# Nanun Clinton-eh hanun onorl sontekhalsu-opkidemoneh, hangumarl halkey



## clintobeans

Edit: I think it might be Korean not Hebrew

A friend of mine sent me the following:

Nanun Clinton-eh hanun onorl sontekhalsu-opkidemoneh, hangumarl halkey.

She speaks Hebrew, but has written with the Roman alphabet. I have tried to use online dictionaries without any luck. Can anyone help me with the translation.

Thanks,
Clinton


----------



## amikama

clintobeans said:
			
		

> Nanun Clinton-eh hanun onorl sontekhalsu-opkidemoneh, hangumarl halkey.


Sorry, I couldn't understand any word of your friend. 

This doesn't seem Hebrew to me at all. No word in Hebrew ends in -rl. "Clinton-eh" looks to me like a declension of Clinton, but in Hebrew proper names are _never_ declined.


----------



## clintobeans

It could also be Korean as she speaks that too.  
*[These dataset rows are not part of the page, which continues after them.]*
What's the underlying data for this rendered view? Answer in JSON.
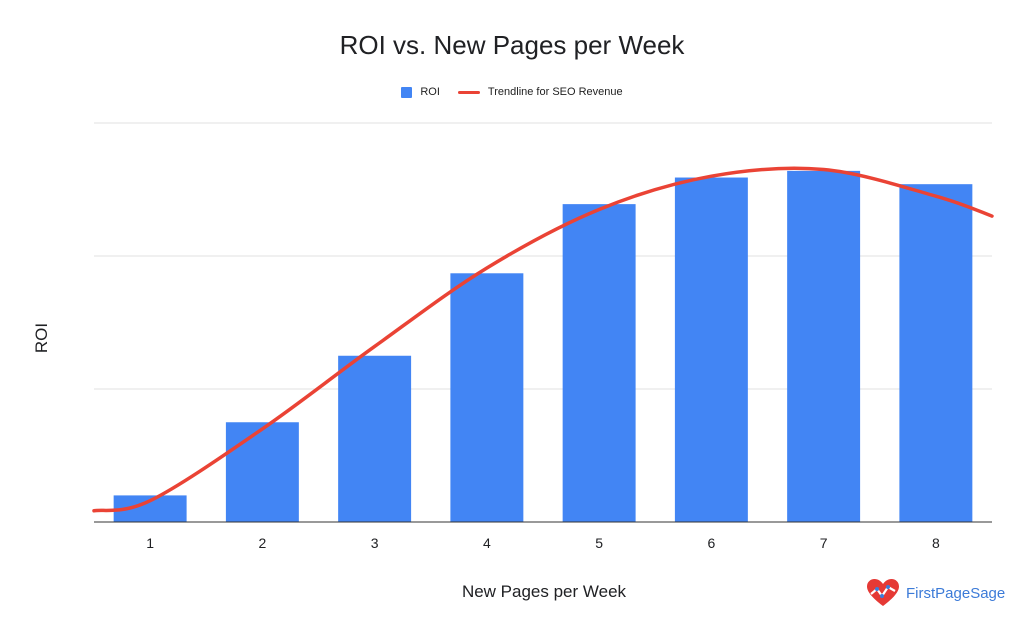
{
  "chart_data": {
    "type": "bar",
    "title": "ROI vs. New Pages per Week",
    "xlabel": "New Pages per Week",
    "ylabel": "ROI",
    "categories": [
      "1",
      "2",
      "3",
      "4",
      "5",
      "6",
      "7",
      "8"
    ],
    "series": [
      {
        "name": "ROI",
        "type": "bar",
        "color": "#4285f4",
        "values": [
          0.2,
          0.75,
          1.25,
          1.87,
          2.39,
          2.59,
          2.64,
          2.54
        ]
      },
      {
        "name": "Trendline for SEO Revenue",
        "type": "line",
        "color": "#ea4335",
        "values": [
          0.16,
          0.7,
          1.32,
          1.91,
          2.35,
          2.6,
          2.65,
          2.45
        ]
      }
    ],
    "ylim": [
      0,
      3
    ],
    "grid": true,
    "legend_position": "top-center"
  },
  "branding": {
    "text": "FirstPageSage",
    "color": "#3c7bd8",
    "heart_color": "#e53935"
  }
}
I will just have to persist until she tells me what it means.  Or maybe she just made something up!


----------



## JLanguage

clintobeans said:
			
		

> It could also be Korean as she speaks that too.
> 
> I will just have to persist until she tells me what it means. Or maybe she just made something up!


 
Well it's not Hebrew, but it does definitely seem like it could be Korean.

-Jonathan.


----------



## elroy

This is definitely Korean.  I wouldn't be able to translate it completely, though.


----------



## DanTheMan

Hi,

Your friend says the following:
"Because I can't choose Clinton's lanuage, I'll speak Korean."

Hope it helps.


----------